Natürlich habe ich laut Hauskalender nur Winterdienst, wenn es sich auch lohnt.
Nachdem mich das pingelige, nachbarschaftliche Gekratze ab 6.15 Uhr zermürbt hatte, schwinge ich mich mit rotgeäderten Augen aus dem Bett, dann schwinge auch ich den Schieber.
Im Anschluß daran mache ich mich an die Befreiung meines Autos. Der Wagen steht ca. 100 m weiter die Straße rauf als sonst.
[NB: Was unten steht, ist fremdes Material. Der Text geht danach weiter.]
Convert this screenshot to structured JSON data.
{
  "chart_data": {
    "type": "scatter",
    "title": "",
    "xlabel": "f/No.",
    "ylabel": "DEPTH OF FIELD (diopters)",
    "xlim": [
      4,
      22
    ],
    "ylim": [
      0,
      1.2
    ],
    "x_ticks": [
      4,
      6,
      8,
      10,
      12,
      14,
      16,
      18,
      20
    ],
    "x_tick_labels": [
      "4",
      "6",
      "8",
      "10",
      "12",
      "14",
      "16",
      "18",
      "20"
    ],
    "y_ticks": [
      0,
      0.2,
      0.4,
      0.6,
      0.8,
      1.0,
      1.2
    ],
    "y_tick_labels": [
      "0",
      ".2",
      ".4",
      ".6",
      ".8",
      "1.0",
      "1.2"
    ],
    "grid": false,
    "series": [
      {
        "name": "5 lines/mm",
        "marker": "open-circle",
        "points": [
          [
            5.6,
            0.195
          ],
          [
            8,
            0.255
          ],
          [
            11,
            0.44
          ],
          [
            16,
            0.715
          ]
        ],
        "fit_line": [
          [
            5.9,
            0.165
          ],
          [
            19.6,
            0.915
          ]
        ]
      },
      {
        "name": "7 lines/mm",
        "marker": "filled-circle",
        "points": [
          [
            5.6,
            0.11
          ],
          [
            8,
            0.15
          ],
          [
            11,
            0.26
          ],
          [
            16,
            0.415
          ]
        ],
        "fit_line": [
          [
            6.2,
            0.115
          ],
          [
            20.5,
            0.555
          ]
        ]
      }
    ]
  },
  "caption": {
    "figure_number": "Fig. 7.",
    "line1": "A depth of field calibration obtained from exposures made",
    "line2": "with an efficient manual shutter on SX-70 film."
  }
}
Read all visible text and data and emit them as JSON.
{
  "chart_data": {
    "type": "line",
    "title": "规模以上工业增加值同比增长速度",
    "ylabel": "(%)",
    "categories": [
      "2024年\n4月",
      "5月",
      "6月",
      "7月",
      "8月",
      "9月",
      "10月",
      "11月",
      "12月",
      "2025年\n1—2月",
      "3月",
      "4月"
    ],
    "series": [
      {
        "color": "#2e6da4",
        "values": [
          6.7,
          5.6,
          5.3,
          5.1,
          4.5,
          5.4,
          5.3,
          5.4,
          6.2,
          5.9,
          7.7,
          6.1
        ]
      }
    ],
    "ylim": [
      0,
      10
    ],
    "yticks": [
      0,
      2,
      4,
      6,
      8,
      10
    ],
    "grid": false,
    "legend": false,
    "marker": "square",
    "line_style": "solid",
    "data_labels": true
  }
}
Der Gehweg vor dem Haus an dem ich parke, ist penibel auf eine Breite von 59,4 cm (2x Länge A4) geräumt, akkurat!
Rentner, vermutlich.
Ich stakse also durch den von Schneepflügen mutwillig zusammengeschobenen Mist rund um mein Auto und entschneee es (hübsch so mit drei e!). Dabei sind auch wohl im Eifer des Gefechts 2,3 g Flöckchen auf den geräumten Bereich geraten. Während ich also noch an der Frontscheibe herumkratze, öffnet sich hurtig die Tür des zum Bürgersteig gehörigen Domizils. Da hätte ich natürlich schon beim Parken drauf achten müssen: Niemals vor dem Haus deutscher Spießer-Rentner! So Leute hängen ja ständig am Fenster.
"Sie machen den Bürgersteig voll", quakt der rüstige Herr, perfekt rasiert im gebügelten Freizeitanzug (sprich: "Yogga"). Ich stutze, lasse von meiner unerquicklichen Tätigkeit ab, schaue mich um.
Ah, 2,3g, die die mit dem Lineal gezogene Akkuratesse nun grotesk verunstalten!
Hihi!, denke ich noch.
"Ah, ja, Entschuldigung", sage ich stattdessen. 'Ehre das Alter' und so. Das reicht aber nicht. Der Herr beobachtet jetzt mit geschultem Auge jede meiner Bewegungen, wartet wohl drauf, dass ich mit einem Matchbox-Schneeschieber das Micro-Desaster wieder richte, in mir brodelt es, ein genetisches Erbe väterlicherseits.
"Wenn es jetzt zu schneien anfängt, stellen Sie sich dann mit 'nem Schirm auf den Bürgersteig?", frage ich meines Erachtens völlig berechtigterweise.
"Unverschämtheit!", blökt der Koronargefährdete, er mache hier nicht alles so ordentlich, damit jemand alles wieder voll mache.
Alles!
2,3 g!
"Ich ruf' beim Ordnungsamt an!", zetert die hinzugekommene Gattin.
"Ich bitte darum!", belle ich zurück.
"Außerdem können Sie ja demnächst woanders parken", poltert der Gatte.
*brodelbrodel*
"Sie können ja auch umziehen!", schlage ich nur logisch vor.
"Dat is' Eigentum, dat is' nich' zur Miete ... Unverschämtheit, murmelmurmel", kreischt die Gattin. Das Rentnerehepaar entfleucht ins Haus, man glotzt nun aus den Fenstern, und beobachtet mich, als schändeten draußen die Hell's Angels diverses Nutzvieh.
Im Grunde können sie mir dankbar sein, weil ich für mindestens drei Tage Abwechslung in ihr ansonsten ereignisloses Dasein gebracht habe.